Há 20 anos a procurar “maneiras diferentes de contar as mesmas histórias”

Uma peça para os mais pequenos sobre os medos e a sinceridade que precisamos para os enfrentar. No Teatro Vilarinha, enquanto houver vontade, ninguém atira a cortina ao chão.

Fotogaleria
Em cena já estiveram muitos textos inéditos que hoje “fazem parte do Plano Nacional de Leitura” MANUEL ROBERTO
Fotogaleria
MANUEL ROBERTO
Fotogaleria
PAULO RICCA
Fotogaleria
Nelson Garrido
Fotogaleria
Nelson Garrido

A cortina abre mais uma vez no Teatro da Vilarinha. No palco há um bosque. É o bosque dos medos, da incerteza, do desconhecido. “Não tens medo dos lobos?”, pergunta uma das personagens. “Não”, responde a outra. Juvenal não tem medo de nada, é ele que assusta os lobos com murros, socos e pontapés. Até que chega a noite e o bosque transforma-se numa floresta assustadora. Agora, já se ouvem os lobos. E o medo começa a chegar.

Nos últimos 20 anos, as cortinas do Teatro Vilarinha, no Porto, não se abriram tantas vezes como se gostaria. "Com os subsídios que recebemos, dá para fazer pouco mais que uma produção por ano, e nós fazemos três”, conta o encenador Rui Spranger. “É uma travessia cada vez mais difícil”, continua, “cada vez mais se aproxima de um acto de resiliência”. Fala do teatro em geral mas do Vilarinha em particular. De todos os teatros que já pisou e já ensinou a pisar, este, em Aldoar, é “sempre como voltar a casa”. Fala da distância quase nula entre actores e público, da acústica e das tantas histórias que ali foram contadas e ouvidas pela primeira vez. Aqui, apesar das incertezas, não se joga pelo seguro: aposta-se na criação, procuram-se “novas dramaturgias”, “novos autores”. Em cima deste palco, já estiveram muitos textos inéditos que hoje “fazem parte do Plano Nacional de Leitura”.

Em Março de 1996 escrevia-se, no desaparecido Independente, que faltavam 20 mil contos para a Companhia Pé de Vento “transformar um antigo posto alfandegário” numa sala de espectáculos. Já existiam há quase 20 anos quando começaram a procurar instalações próprias para retomar a actividade regular que entretanto fora interrompida durante anos devido à falta de apoios. Quando surgiram, em 78, “a sociedade estava a reconstruir-se” e era urgente haver “novas dramaturgias para um novo tempo”, diz João Luiz, um dos fundadores da companhia. Hoje, 20 anos depois, o teatro envelhece, mas as 106 cadeiras ainda se enchem de crianças.

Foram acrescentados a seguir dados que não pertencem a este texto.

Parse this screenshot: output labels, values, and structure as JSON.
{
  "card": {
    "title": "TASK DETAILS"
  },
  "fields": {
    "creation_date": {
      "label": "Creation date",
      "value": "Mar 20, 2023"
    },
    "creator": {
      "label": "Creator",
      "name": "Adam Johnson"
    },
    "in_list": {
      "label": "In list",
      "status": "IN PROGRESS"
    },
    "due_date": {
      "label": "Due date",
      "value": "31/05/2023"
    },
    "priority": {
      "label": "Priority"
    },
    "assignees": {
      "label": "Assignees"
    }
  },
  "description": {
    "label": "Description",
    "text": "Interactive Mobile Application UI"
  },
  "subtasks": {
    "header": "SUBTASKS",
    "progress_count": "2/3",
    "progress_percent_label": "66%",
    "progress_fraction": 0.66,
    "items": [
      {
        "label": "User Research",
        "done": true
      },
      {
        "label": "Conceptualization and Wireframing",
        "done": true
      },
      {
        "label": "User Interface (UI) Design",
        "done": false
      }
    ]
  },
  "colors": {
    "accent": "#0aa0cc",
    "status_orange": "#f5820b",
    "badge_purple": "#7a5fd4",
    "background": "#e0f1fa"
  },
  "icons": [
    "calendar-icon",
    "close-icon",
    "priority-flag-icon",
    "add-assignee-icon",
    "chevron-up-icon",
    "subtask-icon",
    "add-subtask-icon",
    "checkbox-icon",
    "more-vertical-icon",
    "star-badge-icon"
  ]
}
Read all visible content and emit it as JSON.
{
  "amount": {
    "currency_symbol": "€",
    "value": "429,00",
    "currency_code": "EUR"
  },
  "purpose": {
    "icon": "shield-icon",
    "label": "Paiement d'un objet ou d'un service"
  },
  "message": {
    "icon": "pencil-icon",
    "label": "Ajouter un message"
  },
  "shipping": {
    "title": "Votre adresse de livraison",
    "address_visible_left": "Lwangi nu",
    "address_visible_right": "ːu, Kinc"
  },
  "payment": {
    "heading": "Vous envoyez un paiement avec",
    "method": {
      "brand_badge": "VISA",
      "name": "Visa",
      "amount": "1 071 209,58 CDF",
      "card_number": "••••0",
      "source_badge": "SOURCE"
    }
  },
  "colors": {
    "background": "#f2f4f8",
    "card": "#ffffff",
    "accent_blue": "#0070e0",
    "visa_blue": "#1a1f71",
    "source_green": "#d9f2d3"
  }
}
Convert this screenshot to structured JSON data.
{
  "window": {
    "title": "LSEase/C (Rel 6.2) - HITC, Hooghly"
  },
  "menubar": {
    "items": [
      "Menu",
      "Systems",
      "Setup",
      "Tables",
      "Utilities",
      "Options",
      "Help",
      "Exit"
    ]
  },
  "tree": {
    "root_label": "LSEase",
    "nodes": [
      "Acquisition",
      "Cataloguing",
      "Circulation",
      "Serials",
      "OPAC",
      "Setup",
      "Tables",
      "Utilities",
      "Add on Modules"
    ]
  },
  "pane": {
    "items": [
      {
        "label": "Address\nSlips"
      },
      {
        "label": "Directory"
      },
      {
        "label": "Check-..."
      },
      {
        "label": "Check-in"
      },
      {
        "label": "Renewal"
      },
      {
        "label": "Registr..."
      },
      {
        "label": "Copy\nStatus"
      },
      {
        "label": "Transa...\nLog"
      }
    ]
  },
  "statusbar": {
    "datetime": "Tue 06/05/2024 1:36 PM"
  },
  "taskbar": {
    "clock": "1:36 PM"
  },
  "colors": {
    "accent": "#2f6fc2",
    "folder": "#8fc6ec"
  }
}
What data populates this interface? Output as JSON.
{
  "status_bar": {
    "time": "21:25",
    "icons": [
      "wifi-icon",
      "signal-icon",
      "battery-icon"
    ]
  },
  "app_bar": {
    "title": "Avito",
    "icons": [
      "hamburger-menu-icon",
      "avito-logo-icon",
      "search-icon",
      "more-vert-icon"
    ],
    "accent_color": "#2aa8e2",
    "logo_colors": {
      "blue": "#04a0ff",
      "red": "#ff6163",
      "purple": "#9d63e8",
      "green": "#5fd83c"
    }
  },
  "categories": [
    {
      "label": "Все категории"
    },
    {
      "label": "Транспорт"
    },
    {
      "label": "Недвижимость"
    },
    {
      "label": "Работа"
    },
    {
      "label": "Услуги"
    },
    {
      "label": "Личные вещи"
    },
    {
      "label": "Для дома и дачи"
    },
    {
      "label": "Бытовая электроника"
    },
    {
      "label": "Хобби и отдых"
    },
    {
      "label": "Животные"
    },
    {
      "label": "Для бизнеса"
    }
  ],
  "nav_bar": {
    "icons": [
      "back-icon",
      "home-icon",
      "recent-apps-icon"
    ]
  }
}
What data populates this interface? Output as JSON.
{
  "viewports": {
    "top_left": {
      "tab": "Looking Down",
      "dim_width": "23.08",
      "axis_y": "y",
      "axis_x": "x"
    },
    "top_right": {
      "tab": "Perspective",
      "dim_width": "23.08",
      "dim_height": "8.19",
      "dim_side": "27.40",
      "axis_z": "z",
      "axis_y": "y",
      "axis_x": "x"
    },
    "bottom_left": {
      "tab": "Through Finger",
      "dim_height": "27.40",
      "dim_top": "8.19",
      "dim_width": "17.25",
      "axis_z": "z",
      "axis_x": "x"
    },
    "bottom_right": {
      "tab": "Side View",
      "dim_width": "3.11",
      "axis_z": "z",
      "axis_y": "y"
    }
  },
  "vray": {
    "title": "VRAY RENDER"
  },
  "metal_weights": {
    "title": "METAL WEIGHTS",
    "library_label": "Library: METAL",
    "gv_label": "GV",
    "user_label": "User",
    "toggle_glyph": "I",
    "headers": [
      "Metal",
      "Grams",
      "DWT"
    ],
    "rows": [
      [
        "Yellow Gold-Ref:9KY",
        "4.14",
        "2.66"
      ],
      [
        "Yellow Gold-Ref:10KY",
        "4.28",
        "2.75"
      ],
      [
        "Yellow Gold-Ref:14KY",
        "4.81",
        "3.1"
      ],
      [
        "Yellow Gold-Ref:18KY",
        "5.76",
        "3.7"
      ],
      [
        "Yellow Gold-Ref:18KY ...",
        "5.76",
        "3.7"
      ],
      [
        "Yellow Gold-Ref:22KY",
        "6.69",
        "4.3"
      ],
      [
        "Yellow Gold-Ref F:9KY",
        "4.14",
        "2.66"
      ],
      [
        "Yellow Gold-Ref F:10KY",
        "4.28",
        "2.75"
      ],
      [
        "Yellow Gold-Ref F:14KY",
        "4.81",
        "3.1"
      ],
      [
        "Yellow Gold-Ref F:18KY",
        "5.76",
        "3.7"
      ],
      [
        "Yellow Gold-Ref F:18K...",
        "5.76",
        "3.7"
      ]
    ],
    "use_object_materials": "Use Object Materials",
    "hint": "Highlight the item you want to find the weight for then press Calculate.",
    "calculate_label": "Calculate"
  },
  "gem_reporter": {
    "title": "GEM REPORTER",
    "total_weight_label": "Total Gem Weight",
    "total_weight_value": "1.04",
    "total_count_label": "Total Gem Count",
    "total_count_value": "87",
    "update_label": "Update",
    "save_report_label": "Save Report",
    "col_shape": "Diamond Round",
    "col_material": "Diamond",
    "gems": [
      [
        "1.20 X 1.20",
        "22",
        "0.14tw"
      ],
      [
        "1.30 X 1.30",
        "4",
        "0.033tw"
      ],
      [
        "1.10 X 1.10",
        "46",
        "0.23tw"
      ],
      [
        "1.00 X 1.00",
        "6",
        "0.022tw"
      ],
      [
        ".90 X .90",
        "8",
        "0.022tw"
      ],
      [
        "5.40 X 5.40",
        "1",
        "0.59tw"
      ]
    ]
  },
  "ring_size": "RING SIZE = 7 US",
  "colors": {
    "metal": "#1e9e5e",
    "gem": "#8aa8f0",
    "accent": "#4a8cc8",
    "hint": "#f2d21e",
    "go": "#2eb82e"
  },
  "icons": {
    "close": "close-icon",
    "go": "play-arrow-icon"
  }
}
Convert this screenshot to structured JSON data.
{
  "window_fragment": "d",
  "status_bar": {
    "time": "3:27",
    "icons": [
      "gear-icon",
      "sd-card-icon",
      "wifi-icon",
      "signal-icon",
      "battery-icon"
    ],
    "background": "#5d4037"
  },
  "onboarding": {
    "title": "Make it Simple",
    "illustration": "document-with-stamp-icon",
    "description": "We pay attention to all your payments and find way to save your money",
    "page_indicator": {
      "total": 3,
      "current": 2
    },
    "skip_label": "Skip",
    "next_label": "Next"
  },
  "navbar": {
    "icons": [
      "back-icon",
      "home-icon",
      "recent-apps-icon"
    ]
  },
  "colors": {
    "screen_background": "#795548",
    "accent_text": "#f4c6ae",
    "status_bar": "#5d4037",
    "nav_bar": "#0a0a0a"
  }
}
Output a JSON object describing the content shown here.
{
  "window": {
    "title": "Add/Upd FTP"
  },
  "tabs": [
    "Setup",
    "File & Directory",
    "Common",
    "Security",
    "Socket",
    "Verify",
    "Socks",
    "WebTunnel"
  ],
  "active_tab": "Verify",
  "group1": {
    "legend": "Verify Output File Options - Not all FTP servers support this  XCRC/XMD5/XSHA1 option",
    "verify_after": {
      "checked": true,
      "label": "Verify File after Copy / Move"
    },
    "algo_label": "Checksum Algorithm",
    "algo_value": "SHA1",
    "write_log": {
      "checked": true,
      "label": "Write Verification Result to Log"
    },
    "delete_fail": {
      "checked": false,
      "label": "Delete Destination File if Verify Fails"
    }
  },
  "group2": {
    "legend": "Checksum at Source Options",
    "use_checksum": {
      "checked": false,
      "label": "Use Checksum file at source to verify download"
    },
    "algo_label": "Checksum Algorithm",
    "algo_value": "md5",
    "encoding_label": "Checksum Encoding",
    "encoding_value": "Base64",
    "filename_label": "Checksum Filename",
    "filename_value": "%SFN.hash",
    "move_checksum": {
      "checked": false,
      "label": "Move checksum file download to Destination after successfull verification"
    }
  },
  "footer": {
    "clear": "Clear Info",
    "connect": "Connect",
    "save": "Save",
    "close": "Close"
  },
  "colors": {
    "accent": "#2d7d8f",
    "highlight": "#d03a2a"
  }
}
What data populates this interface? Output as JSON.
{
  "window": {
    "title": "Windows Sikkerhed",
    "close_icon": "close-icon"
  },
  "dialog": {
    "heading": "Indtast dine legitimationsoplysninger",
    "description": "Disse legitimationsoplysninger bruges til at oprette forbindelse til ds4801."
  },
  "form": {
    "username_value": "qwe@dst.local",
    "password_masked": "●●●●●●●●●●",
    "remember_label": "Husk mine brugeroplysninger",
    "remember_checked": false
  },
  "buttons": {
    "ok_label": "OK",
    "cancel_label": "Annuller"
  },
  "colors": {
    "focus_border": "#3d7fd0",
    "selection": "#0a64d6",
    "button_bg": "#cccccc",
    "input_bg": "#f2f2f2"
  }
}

“Os mais novos ficaram até hoje como matriz”, conta, mas “como os medos vão desde os seis aos 90”, as portas não têm limites de altura. É o que vai acontecer durante O Lobo Sou Eu, uma estreia em teatro do poeta Eduardo Leal, que é tanto para crianças como para os pais que as levam até lá. A peça que marca as duas décadas estreia no domingo e está em cena até 2 de Abril.

Ao longo dos anos, o edifício já sofreu várias modificações. A mais significante vê-se quando se olha para cima. O travejamento de madeira que revestia o tecto está agora tapado por uma teia que facilita os trabalhos de luzes. O edifício, com corredores apertados, escadas em caracol que vão dar a pequenas oficinas, camarins ou salas de arquivo, parece já ter nascido para ser um teatro. A madeira ainda não range sob os passos de quem por lá passa, mas as paredes e estantes cobrem-se de memórias. Há cigarros e chocolates falsos, figurinos de produções passadas e realejos que ainda dão música quando se dá à manivela. João Luiz toca-a até ao fim. No teatro, é preciso dar tempo ao tempo. No Vilarinha, 20 anos depois, “a obra ainda não está acabada” e por isso, não está pronto para sair de cena.